James Ensor

Meet James Ensor
Belgium’s famous painter
Dig him up and shake his hand
Appreciate the man

Before there were junk stores
Before there was junk
He lived with his mother and the torments of Christ

  • They Might Be Giants, 1994

In the song “Meet James Ensor”, the band They Might Be Giants (1994) discuss one aspect of the late 19th Century that we see in Barkin’s essay “The Crisis of Modernity”. Until this time of industrialization, purchased belongings were precious. Textiles and materials were purchased, fabricated into something, and disassembled then re-used when their usefulness was finished…there was no junk. This move towards the inevitable “junk stores” is an excellent framework for some of the themes present in the essay that go beyond a nostalgia for the past: industrialization, urbanization, and the affect on humans.

As we read in Barkin (1996), Germany was particularly dragging its feet into modernity. The concept of banking, shopping, and urban living took a strong turn towards anti-Semitic hyperbole instead of the realization of a changing world. The focus on specialization in industry was an affront to the multi-skilled artisans of the time. A classically trained  carpenter working within a guild could do many tasks that required skill while a factory worker might be able to make one wooden table leg over and over again. The work that I think most makes a statement about industrialization is Matisse’s Red Room. With the flat presentation, akin to how multiple layers of a printing press might look, Matisse is telling a story that completely contradicts the work process of his previous country-mates. Instead of hyper-realistic images and ornate scenes, he paints for us a scene that contains a collection of products that could be made both by hand or by factory, in a style that could be mechanized, and we would never know.

When I was growing up in suburban Philadelphia, I desperately wanted to live in a city. The excitement of streets and people and the proximity of living near stores was enchanting. I can understand how rural Europe took to the excitement and promise of urbanization. As a multi-decade resident of a city, I can also see the issues that Munch exemplifies in Evening on Karl Johan Street, Anxiety, and The Scream – the sense of being alone yet together, a fear of crime unlike anything experienced in a small village, and the complete overwhelming feelings of this busy world. All of these paintings feel like the works of someone who might have been out of their own time and was trying to convey those emotions as a forewarning. Today, a suburban upbringing is not too different from living in the city due to the distribution of technology and mass communications, however, in some ways, there was a bit of time travel happening as the difference between those modern cities and the villages was so stark at the dawn of the 20th Century. The invention of electricity, the changing moral codes, and the lack of reliance on religion as a guidepost certainly differentiated the city from the villages.
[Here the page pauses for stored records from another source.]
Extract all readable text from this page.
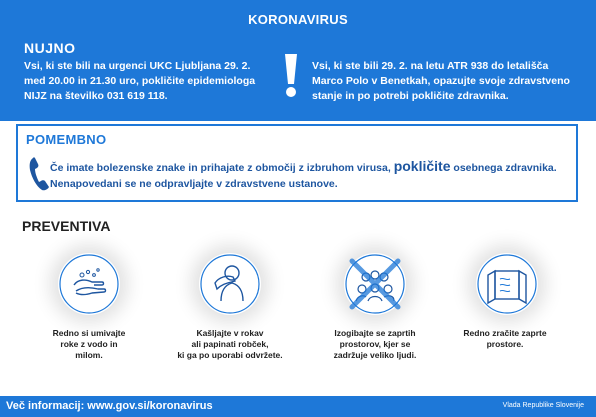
KORONAVIRUS
NUJNO
Vsi, ki ste bili na urgenci UKC Ljubljana 29. 2.
med 20.00 in 21.30 uro, pokličite epidemiologa
NIJZ na številko 031 619 118.
Vsi, ki ste bili 29. 2. na letu ATR 938 do letališča
Marco Polo v Benetkah, opazujte svoje zdravstveno
stanje in po potrebi pokličite zdravnika.
POMEMBNO
Če imate bolezenske znake in prihajate z območij z izbruhom virusa, pokličite osebnega zdravnika.
Nenapovedani se ne odpravljajte v zdravstvene ustanove.
PREVENTIVA
Redno si umivajte
roke z vodo in
milom.
Kašljajte v rokav
ali papinati robček,
ki ga po uporabi odvržete.
Izogibajte se zaprtih
prostorov, kjer se
zadržuje veliko ljudi.
Redno zračite zaprte
prostore.
Več informacij: www.gov.si/koronavirus	Vlada Republike Slovenije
The rise of wealth came about from industrialization and urbanization and this had a profound impact on the human condition. As Barkin relates in the essay, city life and factory specialization “form terrible soil for the development of human beings”. My interpretation of this time is the development of existential emptiness that continues to be present today. This is best exemplified by Ensor’s work Skeletons Warming Themselves. Ensor sees people as inverted shells of they’re former selves. Instead of living fulfilling lives, he posits that we are merely walking dead. Like Munch’s Evening, Ensor’s skeleton paintings portray city life as soul sucking. In a similar way, our possessions become meaningless as there are replacement versions being built in factories at this moment. Everything can become junk.   

I’m reminded by this period that the Crisis of Modernity is not over. Technology continues it’s march forward, as the Calvinists believed God wants, and yet it is neither evenly distributed or it is rejected outright. Developing countries, rich with natural resources, are the targets of post-colonial colonialism through technology adoption and metered distribution. More analogous to this time are the modern anti-vaccine advocates who reject the modernity of medicine. Looking forward, I think this Crisis will continue to play itself out in creative works as we see society continue to struggle with modernity and how much each of us is willing to sacrifice to it.  


They Might Be Giants. John Henry. Elektra, 1994.

This was a response to my UMD ARTH201 Class taught by Dr. Abigail Upshaw from Summer 2021.